Le gouvernement américain a conclu une coopération avec l'Union européenne pour développer des méthodes de production de puces moins nocives, ce qui sera possible grâce à l'utilisation de l'intelligence artificielle. Les substances polyfluorées (PFAS) sont particulièrement nocives et causent de nombreux dégâts au milieu naturel. Les deux parties (c'est-à-dire le Conseil américain du commerce et de la technologie et des experts de l'Union européenne) ont organisé cette semaine une conférence spéciale sur ce sujet en Europe (Belgique) où elles devraient esquisser un plan préliminaire qui contribuera à réduire les émissions de substances nocives.
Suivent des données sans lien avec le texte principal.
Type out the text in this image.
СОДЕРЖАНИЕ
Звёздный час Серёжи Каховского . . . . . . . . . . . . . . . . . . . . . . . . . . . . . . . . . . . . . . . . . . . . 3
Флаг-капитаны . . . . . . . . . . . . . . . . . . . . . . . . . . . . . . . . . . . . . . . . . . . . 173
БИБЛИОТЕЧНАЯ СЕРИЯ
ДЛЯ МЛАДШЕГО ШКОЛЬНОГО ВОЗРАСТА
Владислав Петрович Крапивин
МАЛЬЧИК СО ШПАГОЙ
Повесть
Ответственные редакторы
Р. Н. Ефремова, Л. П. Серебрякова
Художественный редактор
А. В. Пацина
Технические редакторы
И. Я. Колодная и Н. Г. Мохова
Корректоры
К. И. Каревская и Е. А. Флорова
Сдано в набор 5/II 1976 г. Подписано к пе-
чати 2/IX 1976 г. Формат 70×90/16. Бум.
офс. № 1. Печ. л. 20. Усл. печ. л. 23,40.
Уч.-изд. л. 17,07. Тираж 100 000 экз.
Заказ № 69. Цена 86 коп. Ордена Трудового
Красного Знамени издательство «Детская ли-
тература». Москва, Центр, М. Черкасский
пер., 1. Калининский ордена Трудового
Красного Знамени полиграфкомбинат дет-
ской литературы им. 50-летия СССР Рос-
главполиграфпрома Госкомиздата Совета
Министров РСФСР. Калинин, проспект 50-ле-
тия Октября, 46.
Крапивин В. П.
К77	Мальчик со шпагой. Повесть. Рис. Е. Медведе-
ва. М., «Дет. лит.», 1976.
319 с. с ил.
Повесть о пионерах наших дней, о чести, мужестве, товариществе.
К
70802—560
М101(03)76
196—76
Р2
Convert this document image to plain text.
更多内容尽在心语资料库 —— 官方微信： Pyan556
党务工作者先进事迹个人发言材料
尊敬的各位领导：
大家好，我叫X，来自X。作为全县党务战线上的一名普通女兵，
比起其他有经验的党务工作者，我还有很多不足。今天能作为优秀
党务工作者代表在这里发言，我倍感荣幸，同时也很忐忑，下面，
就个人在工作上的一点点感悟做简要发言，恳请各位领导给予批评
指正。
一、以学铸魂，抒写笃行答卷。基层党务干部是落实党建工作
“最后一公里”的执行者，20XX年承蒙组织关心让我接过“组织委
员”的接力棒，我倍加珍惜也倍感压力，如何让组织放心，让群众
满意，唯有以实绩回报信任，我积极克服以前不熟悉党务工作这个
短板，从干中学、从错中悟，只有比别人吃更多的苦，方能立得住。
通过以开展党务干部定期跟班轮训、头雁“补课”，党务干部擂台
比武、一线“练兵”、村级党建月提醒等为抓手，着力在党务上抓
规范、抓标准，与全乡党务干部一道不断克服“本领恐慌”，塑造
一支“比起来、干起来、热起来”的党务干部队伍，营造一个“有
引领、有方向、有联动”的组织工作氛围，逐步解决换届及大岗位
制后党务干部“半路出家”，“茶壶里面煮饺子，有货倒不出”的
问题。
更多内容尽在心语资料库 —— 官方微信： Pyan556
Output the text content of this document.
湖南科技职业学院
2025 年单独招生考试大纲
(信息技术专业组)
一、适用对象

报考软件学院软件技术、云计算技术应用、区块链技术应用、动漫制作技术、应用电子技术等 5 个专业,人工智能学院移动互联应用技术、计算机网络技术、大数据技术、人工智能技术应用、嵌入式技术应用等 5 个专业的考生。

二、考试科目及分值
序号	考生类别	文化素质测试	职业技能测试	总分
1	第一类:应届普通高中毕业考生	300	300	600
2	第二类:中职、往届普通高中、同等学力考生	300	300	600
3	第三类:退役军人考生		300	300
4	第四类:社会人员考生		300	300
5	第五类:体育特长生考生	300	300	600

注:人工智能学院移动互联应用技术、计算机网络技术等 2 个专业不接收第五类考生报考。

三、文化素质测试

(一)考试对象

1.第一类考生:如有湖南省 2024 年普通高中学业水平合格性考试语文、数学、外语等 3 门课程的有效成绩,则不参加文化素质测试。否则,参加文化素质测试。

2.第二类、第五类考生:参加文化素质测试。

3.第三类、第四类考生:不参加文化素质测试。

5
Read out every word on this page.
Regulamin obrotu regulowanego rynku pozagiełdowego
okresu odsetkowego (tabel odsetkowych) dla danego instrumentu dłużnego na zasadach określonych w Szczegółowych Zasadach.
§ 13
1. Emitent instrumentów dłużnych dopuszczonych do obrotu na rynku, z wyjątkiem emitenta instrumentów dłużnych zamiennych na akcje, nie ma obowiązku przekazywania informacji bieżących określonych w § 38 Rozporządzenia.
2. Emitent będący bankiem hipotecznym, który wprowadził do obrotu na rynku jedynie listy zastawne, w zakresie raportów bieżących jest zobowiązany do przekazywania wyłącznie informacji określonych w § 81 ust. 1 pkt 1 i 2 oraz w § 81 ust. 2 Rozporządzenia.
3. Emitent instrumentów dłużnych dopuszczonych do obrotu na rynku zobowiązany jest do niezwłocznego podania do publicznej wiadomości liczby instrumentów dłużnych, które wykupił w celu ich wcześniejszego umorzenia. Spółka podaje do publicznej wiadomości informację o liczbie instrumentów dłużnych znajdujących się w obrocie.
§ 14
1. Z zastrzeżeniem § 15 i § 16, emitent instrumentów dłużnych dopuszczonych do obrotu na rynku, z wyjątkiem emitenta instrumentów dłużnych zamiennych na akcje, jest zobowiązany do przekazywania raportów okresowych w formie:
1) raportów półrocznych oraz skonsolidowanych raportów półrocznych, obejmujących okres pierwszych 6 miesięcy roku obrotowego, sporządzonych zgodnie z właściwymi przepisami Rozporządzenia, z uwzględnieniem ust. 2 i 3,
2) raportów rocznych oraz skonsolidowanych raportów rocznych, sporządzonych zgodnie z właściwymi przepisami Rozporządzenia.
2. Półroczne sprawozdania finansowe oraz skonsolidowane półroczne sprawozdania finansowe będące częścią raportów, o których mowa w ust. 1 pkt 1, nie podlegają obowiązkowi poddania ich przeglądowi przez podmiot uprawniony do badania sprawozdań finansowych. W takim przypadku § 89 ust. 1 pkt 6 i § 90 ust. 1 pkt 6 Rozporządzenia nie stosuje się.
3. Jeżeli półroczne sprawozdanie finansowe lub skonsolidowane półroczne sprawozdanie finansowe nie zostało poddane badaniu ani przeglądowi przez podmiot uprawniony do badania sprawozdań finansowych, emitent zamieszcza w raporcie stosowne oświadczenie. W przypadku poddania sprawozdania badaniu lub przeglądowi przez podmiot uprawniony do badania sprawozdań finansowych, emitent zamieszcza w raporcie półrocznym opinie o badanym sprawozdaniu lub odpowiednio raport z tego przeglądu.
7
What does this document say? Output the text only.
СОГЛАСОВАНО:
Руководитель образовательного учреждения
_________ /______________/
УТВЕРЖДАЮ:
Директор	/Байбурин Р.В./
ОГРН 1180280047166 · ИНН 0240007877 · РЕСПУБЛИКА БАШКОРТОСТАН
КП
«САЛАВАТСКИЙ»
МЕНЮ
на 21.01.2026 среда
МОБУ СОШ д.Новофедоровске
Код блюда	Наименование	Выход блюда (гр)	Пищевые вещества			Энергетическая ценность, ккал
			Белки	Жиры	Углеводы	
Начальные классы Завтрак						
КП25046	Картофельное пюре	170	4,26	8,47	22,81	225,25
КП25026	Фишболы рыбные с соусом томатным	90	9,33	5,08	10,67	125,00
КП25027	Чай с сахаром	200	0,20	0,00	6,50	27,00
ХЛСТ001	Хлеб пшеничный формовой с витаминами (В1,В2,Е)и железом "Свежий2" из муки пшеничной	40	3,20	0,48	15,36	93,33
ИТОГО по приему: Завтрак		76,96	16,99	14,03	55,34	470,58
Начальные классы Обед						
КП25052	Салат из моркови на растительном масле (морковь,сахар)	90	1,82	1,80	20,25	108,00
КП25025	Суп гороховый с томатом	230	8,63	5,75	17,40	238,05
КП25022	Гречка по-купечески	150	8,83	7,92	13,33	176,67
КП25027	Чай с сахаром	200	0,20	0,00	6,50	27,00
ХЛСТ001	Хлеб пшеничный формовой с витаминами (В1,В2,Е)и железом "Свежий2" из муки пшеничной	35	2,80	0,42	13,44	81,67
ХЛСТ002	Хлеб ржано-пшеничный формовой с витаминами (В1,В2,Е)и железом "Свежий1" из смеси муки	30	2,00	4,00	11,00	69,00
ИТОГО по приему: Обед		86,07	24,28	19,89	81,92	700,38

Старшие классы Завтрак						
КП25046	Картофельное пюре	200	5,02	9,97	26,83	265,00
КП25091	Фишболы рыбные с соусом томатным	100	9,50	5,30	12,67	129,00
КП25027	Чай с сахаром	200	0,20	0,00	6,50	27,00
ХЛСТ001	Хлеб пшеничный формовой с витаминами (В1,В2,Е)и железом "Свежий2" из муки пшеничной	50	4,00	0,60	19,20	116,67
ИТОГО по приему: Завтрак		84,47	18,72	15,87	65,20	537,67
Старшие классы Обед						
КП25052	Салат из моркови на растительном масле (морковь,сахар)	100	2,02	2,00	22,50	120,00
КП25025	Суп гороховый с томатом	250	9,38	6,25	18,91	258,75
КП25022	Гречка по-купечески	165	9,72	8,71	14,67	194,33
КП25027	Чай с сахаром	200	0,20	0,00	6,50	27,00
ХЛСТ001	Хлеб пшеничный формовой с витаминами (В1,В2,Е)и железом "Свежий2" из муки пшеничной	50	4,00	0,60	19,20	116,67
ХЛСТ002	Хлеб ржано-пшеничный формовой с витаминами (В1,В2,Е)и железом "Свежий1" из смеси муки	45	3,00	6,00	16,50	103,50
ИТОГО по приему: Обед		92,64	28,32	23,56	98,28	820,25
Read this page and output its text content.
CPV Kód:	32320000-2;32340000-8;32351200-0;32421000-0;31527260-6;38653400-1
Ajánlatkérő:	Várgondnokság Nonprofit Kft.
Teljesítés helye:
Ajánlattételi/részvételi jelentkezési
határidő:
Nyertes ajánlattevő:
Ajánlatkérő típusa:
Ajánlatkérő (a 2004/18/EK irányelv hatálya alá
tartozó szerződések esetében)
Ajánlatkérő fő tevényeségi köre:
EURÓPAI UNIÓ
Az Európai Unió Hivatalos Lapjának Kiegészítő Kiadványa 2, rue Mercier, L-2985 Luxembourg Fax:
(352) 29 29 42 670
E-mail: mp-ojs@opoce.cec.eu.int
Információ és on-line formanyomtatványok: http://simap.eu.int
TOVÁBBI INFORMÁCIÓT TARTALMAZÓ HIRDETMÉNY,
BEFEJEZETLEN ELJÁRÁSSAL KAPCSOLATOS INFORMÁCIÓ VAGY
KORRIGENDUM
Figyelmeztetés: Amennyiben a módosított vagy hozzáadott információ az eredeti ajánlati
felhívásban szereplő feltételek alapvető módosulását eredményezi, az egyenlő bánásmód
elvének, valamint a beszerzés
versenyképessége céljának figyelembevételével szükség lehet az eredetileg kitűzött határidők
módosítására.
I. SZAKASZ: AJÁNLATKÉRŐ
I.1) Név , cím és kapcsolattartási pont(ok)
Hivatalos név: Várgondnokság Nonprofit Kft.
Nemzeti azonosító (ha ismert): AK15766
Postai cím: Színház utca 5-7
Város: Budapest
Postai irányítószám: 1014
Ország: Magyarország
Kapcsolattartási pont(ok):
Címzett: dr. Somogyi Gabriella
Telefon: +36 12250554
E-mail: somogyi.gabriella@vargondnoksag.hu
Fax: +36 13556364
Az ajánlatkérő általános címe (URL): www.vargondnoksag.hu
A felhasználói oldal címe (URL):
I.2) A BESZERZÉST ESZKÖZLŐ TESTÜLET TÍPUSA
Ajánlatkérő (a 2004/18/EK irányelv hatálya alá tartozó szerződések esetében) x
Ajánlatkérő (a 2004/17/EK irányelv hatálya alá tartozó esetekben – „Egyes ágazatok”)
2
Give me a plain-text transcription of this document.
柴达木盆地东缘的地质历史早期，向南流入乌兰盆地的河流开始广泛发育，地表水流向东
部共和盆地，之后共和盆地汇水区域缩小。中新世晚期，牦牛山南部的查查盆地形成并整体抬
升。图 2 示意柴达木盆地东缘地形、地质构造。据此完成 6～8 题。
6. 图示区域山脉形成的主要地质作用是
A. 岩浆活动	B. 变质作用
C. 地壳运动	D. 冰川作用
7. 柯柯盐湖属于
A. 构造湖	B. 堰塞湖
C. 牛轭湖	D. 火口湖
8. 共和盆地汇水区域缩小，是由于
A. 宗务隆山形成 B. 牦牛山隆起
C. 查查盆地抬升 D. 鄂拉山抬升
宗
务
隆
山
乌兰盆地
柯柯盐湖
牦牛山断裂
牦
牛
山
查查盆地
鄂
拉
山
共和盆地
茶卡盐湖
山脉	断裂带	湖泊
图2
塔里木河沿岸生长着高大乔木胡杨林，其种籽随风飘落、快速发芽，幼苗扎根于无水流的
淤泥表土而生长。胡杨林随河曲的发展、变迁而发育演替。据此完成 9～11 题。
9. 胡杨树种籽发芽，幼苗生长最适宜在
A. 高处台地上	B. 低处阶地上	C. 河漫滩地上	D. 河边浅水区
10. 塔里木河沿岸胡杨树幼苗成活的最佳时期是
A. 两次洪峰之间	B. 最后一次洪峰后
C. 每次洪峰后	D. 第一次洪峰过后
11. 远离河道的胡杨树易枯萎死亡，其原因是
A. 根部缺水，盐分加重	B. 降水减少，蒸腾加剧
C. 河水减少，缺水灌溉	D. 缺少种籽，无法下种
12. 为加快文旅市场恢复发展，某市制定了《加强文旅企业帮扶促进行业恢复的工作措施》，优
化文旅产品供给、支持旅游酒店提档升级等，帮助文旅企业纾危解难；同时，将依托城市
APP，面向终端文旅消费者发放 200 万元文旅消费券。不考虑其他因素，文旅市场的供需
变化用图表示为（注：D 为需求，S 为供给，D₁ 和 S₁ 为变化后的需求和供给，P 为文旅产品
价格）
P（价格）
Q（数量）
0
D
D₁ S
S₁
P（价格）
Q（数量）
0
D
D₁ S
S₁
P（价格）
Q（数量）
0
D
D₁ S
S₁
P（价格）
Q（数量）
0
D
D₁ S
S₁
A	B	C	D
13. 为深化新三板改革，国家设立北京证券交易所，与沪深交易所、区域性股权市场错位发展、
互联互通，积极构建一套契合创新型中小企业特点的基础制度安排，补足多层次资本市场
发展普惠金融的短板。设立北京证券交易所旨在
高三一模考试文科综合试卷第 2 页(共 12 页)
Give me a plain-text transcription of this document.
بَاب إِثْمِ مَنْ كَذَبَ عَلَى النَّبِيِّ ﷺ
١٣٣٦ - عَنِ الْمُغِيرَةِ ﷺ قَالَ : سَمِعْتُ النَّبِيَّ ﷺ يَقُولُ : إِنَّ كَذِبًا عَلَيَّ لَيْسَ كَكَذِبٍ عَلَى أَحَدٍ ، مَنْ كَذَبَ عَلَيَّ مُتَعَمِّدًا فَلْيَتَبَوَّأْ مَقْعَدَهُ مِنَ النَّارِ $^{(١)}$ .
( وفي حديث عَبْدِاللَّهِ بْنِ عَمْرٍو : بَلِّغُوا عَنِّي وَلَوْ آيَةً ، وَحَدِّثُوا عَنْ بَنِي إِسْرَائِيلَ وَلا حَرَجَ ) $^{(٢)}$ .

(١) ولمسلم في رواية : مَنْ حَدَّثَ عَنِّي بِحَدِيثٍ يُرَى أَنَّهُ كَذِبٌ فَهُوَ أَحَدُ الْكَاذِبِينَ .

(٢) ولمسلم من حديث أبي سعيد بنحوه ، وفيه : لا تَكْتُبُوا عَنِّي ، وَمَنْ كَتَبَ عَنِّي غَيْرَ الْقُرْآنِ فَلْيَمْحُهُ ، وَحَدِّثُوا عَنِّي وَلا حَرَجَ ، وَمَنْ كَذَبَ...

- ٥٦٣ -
L’intelligence artificielle doit ici jouer un rôle clé, car elle est capable de développer de nouvelles substances mieux que l’homme.
Les PFAS sont une substance extrêmement nocive, d’où son nom de « produits chimiques éternels ». En fait. Ces produits chimiques sont émis par de nombreuses usines, et pas seulement par celles qui produisent des puces. C’est pourquoi tout le monde espère que l’intelligence artificielle pourra remplacer les PFAS par une autre substance, moins nocive et de préférence totalement indifférente au milieu naturel.
Les scientifiques américains et européens craignent que la Chine ne se soucie pas de ce problème et développe intensivement la production de puces, en construisant des lignes de production produisant d'énormes quantités de PFAS. On craint également que grâce à de telles politiques, la Chine ne devienne une puissance dans le domaine de la production de puces, menaçant ainsi davantage la sécurité internationale.